Epidermal growth factor-mediated transient phosphorylation and membrane localization of myosin II-B are required for efficient chemotaxis.

Epidermal growth factor (EGF) stimulation of prostate metastatic tumor cells results in transient phosphorylation and cellular localization of non-muscle myosin heavy chain II-B (NMHC II-B) with kinetics similar to those seen in chemotaxis. We demonstrate that expression of 18- and 72-kDa fragments derived from the NMHC II-B C terminus that contain EGF-dependent NMHC II-B phosphorylation sites serve as dominant-negative mutations for EGF-dependent NMHC II-B phosphorylation and localization. Both fragments inhibited the EGF-dependent phosphorylation by competing with NMHC II-B on the myosin heavy chain kinase.
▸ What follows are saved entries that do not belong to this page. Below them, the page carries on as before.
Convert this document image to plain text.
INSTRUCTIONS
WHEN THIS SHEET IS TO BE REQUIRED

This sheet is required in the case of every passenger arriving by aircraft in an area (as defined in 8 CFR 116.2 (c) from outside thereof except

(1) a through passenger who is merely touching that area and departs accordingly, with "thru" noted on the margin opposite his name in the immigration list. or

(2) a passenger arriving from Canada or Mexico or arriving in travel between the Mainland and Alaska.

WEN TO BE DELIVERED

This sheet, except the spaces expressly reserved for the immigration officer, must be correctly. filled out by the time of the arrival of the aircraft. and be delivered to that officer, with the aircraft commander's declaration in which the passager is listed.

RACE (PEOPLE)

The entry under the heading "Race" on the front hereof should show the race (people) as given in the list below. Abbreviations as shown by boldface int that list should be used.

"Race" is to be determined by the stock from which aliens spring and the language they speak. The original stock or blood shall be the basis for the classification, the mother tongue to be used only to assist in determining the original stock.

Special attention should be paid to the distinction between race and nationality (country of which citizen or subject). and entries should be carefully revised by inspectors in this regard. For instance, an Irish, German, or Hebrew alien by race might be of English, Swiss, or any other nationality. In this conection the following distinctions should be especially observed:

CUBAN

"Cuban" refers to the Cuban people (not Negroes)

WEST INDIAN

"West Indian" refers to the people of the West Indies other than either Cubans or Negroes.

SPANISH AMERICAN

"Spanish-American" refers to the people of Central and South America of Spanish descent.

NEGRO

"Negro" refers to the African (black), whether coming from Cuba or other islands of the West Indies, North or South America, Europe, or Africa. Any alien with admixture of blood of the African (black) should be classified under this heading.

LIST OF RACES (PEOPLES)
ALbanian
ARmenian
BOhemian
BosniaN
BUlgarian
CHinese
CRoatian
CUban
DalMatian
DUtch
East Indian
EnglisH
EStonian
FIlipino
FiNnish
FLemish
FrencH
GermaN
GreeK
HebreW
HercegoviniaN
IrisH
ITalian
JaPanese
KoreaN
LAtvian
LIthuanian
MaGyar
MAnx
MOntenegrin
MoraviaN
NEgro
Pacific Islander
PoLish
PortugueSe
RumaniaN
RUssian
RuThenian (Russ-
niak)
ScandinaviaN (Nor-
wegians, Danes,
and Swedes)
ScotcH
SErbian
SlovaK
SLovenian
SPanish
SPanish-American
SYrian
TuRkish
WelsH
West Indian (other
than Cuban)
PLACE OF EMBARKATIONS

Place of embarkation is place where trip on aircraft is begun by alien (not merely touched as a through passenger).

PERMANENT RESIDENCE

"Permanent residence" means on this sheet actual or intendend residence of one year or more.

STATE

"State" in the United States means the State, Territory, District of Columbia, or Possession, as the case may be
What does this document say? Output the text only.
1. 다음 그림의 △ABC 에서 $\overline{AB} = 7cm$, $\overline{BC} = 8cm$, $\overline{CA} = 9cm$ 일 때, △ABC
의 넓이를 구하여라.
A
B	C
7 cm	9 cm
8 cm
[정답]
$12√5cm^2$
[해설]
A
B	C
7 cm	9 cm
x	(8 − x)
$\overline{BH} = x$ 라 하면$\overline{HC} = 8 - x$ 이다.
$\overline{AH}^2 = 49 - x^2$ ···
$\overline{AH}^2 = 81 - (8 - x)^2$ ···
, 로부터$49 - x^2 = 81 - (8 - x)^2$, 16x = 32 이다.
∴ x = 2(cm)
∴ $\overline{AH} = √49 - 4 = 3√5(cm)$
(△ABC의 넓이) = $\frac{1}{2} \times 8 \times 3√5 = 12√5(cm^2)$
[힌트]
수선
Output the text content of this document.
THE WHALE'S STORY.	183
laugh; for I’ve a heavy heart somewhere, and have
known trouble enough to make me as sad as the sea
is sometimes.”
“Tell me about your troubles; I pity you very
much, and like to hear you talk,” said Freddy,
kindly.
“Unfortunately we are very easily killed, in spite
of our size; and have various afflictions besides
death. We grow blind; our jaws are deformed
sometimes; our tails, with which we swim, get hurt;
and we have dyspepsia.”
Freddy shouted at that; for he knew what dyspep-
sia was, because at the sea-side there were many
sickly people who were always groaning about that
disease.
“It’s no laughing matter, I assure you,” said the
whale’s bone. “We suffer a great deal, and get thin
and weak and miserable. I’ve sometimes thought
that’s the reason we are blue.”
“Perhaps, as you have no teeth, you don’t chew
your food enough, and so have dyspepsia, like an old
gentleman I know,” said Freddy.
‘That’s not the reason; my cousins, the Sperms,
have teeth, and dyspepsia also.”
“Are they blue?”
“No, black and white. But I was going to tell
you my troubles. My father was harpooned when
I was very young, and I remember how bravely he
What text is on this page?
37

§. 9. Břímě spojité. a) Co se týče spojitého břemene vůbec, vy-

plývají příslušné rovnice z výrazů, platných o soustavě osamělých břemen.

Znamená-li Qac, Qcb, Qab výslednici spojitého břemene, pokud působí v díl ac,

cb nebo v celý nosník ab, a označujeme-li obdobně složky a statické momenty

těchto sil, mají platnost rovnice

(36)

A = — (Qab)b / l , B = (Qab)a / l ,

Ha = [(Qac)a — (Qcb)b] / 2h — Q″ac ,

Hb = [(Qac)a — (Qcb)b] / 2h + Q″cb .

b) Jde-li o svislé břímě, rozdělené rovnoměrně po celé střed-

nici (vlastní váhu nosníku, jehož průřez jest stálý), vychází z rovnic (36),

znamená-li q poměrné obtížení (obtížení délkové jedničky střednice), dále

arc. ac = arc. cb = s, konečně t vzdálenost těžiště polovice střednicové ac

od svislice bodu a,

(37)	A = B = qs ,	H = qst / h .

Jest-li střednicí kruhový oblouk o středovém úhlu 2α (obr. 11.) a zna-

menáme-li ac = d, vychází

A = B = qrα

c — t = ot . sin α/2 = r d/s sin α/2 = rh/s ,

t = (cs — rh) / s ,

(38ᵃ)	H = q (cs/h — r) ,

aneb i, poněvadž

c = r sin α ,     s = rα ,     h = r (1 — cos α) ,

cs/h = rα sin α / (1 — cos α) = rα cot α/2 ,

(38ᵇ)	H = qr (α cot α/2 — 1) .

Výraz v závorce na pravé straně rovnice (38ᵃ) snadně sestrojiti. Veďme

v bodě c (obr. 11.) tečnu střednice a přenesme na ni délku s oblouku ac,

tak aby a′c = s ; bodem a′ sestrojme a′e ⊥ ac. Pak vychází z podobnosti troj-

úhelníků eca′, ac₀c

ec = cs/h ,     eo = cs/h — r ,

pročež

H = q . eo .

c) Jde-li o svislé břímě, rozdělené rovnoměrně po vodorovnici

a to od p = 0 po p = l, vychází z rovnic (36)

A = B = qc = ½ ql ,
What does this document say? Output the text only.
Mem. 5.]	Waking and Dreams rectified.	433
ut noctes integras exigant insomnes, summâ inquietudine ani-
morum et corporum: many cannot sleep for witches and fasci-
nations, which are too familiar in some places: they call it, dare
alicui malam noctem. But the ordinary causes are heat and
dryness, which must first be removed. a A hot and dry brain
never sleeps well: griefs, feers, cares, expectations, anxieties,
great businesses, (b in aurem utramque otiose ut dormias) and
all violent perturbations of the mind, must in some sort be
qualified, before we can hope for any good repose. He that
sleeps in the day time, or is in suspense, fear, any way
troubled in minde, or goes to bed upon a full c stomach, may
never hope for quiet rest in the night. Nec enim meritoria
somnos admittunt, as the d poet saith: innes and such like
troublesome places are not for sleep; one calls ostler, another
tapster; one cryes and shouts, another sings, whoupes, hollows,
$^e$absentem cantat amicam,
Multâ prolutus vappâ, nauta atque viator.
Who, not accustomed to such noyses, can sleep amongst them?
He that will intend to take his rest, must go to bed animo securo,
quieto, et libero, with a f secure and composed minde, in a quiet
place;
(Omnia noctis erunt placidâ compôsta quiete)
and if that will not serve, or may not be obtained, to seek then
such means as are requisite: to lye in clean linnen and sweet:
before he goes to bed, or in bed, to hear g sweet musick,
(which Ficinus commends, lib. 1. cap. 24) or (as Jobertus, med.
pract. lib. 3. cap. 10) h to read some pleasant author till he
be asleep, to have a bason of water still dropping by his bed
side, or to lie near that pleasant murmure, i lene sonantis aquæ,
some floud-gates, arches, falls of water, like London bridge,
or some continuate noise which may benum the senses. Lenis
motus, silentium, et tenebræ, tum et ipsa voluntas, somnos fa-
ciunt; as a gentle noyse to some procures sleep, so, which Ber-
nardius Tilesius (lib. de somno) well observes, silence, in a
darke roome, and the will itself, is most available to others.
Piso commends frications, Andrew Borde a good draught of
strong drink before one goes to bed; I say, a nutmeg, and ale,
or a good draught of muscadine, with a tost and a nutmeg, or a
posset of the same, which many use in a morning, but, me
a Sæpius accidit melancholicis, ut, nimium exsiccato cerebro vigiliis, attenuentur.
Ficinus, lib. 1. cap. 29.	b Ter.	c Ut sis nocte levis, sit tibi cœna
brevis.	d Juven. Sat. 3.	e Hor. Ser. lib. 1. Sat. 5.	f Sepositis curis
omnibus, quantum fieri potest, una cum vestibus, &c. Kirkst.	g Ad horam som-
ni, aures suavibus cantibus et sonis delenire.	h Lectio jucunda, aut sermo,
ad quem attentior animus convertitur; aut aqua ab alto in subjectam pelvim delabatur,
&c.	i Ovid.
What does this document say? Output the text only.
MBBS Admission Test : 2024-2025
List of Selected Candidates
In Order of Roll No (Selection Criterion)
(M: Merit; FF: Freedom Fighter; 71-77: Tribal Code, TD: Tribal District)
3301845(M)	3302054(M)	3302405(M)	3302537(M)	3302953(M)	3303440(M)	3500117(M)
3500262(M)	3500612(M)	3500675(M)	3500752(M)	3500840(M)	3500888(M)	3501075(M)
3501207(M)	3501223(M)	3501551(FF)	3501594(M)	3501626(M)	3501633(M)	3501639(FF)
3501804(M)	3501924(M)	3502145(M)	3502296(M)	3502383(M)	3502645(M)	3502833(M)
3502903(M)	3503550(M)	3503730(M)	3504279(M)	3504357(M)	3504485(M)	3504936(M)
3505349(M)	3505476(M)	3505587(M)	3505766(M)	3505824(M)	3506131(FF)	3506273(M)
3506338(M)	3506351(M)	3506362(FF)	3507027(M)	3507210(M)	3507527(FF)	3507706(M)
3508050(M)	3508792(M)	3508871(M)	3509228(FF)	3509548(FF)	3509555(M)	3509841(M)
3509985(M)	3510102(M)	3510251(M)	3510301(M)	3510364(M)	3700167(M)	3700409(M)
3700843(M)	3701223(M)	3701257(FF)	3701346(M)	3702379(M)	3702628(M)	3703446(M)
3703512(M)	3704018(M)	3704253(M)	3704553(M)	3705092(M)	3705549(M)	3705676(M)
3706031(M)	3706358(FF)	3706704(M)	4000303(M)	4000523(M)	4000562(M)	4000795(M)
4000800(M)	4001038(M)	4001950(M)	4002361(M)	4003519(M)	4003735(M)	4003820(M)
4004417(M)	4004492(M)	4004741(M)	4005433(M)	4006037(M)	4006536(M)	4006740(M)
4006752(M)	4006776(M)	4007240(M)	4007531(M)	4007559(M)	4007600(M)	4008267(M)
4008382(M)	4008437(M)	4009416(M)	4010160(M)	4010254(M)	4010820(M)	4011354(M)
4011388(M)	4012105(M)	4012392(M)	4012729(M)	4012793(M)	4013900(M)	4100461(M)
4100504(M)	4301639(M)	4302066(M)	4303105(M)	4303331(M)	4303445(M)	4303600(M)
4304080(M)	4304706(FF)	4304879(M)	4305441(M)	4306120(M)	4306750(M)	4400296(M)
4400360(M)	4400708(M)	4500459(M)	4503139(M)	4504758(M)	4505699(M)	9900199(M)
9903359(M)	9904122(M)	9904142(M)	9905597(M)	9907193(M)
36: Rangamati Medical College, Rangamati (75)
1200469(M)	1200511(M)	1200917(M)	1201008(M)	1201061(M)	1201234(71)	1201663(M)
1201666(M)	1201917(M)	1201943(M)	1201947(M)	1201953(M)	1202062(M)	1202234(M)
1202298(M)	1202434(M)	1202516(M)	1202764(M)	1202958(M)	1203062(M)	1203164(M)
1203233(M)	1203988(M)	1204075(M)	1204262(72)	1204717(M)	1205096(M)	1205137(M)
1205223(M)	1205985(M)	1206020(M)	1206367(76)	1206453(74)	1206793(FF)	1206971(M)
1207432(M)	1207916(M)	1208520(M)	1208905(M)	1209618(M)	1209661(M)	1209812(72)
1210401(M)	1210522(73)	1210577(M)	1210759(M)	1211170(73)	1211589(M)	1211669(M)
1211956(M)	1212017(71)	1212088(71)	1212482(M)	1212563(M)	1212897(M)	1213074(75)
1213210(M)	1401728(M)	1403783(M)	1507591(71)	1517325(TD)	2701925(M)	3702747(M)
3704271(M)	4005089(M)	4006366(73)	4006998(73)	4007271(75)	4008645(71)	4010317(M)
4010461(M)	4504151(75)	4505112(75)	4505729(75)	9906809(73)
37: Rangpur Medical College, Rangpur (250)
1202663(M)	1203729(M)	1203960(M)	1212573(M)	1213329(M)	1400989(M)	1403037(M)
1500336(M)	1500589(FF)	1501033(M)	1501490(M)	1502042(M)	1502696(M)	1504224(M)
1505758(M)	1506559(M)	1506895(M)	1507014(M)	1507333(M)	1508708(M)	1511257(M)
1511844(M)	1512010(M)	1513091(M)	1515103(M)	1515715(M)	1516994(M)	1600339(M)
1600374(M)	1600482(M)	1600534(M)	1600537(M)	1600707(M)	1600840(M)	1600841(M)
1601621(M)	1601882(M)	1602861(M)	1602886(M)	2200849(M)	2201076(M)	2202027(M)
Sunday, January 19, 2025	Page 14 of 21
However, only expression of the 72-kDa fragment resulted in cells with abnormalities in cell shape, focal adhesions, and chemotaxis. We found that the 72-kDa (but not 18-kDa) fragment is capable of self-assembly. To our knowledge, these results provide the first strong evidence that EGF-dependent NMHC II-B phosphorylation is required for the cellular localization of NMHC II-B and that NMHC II-B is required for normal cell attachment and for chemotactic response.